Model 1 was adjusted for age (1-year increment), male gender and diabetes status.

Model 2 was adjusted for serum albumin (1 g/L increments).

Model 3 was adjusted for eGFR (1 mL/min increments).

Model 4a was adjusted for indoxyl sulphate (1 mg/L increments).

Model 4b was adjusted for p-cresyl sulphate (1 mg/L increments).

Model 5 was adjusted for Ca × P product (1 mg2/dL2 increments), intact parathyroid hormone (log 1 pmol/L increments), haemoglobin (1 g/dL increments) and hs-CRP (log 1 mg/L increments).

Model 6 was adjusted by hierarchically selected covariates of albumin, Ca × P product, eGFR, diabetes status and gender.
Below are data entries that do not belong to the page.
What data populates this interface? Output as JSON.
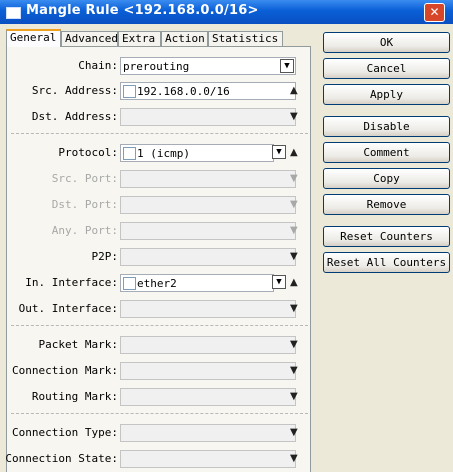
{
  "window": {
    "title": "Mangle Rule <192.168.0.0/16>",
    "close_glyph": "✕"
  },
  "tabs": [
    {
      "label": "General"
    },
    {
      "label": "Advanced"
    },
    {
      "label": "Extra"
    },
    {
      "label": "Action"
    },
    {
      "label": "Statistics"
    }
  ],
  "form": {
    "chain": {
      "label": "Chain:",
      "value": "prerouting"
    },
    "src_address": {
      "label": "Src. Address:",
      "value": "192.168.0.0/16"
    },
    "dst_address": {
      "label": "Dst. Address:"
    },
    "protocol": {
      "label": "Protocol:",
      "value": "1 (icmp)"
    },
    "src_port": {
      "label": "Src. Port:"
    },
    "dst_port": {
      "label": "Dst. Port:"
    },
    "any_port": {
      "label": "Any. Port:"
    },
    "p2p": {
      "label": "P2P:"
    },
    "in_interface": {
      "label": "In. Interface:",
      "value": "ether2"
    },
    "out_interface": {
      "label": "Out. Interface:"
    },
    "packet_mark": {
      "label": "Packet Mark:"
    },
    "connection_mark": {
      "label": "Connection Mark:"
    },
    "routing_mark": {
      "label": "Routing Mark:"
    },
    "connection_type": {
      "label": "Connection Type:"
    },
    "connection_state": {
      "label": "Connection State:"
    }
  },
  "icons": {
    "dropdown": "▼",
    "expand_up": "▲",
    "expand_down": "▼"
  },
  "buttons": {
    "ok": "OK",
    "cancel": "Cancel",
    "apply": "Apply",
    "disable": "Disable",
    "comment": "Comment",
    "copy": "Copy",
    "remove": "Remove",
    "reset_counters": "Reset Counters",
    "reset_all_counters": "Reset All Counters"
  }
}
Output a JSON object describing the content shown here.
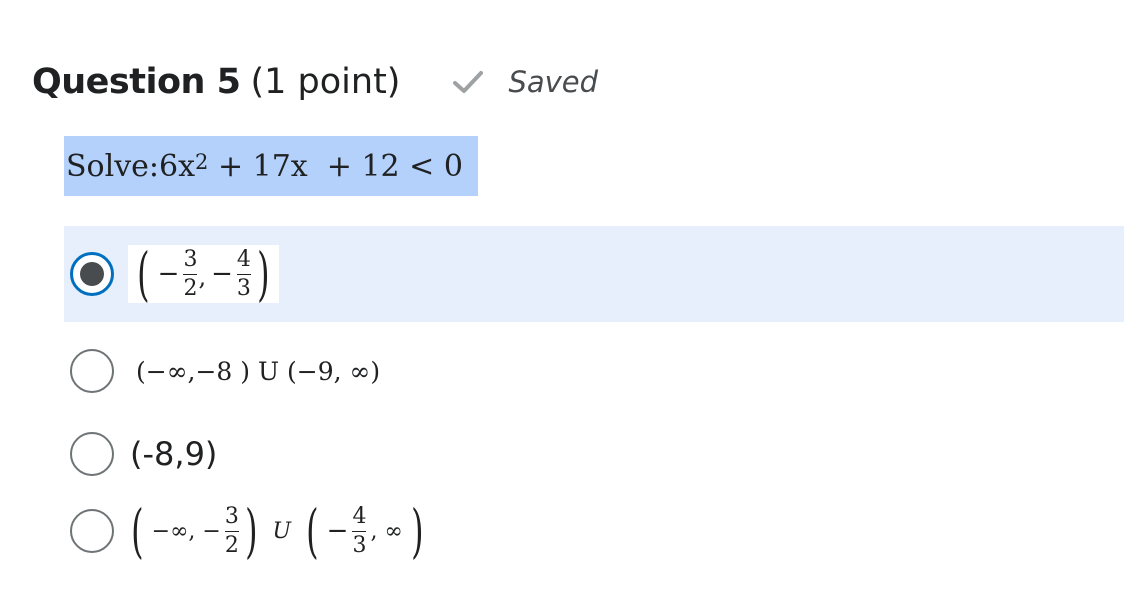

Model 7 was adjusted for hierarchically selected covariates of age, hs-CRP, albumin and haemoglobin.

The analysis of serum IS (as continuous variable) resulted in significant association with CKD progression in the above-mentioned models (model 1, 2, 3, 5 and 6), except for the adjustment of serum PCS (model 4b, Table 5).

Collinearity was checked by using principle component analysis with the variables: Ca × P, log iPTH, haemoglobin, log hs-CRP, log PCS and log IS. The multiple correlation coefficient was 0.6 with these selected variables in the model. According to VIF calculation, the value was found to be 2.5 less than a preset critical point for a potential collinearity problem (VIF > 10). A further examination of our presented models showed that many of the independent variables were chosen from some of these six variables, which showed no collinearity problem after the analyses. Therefore, there was no significant impact of collinearity phenomena on the instability of the regression model.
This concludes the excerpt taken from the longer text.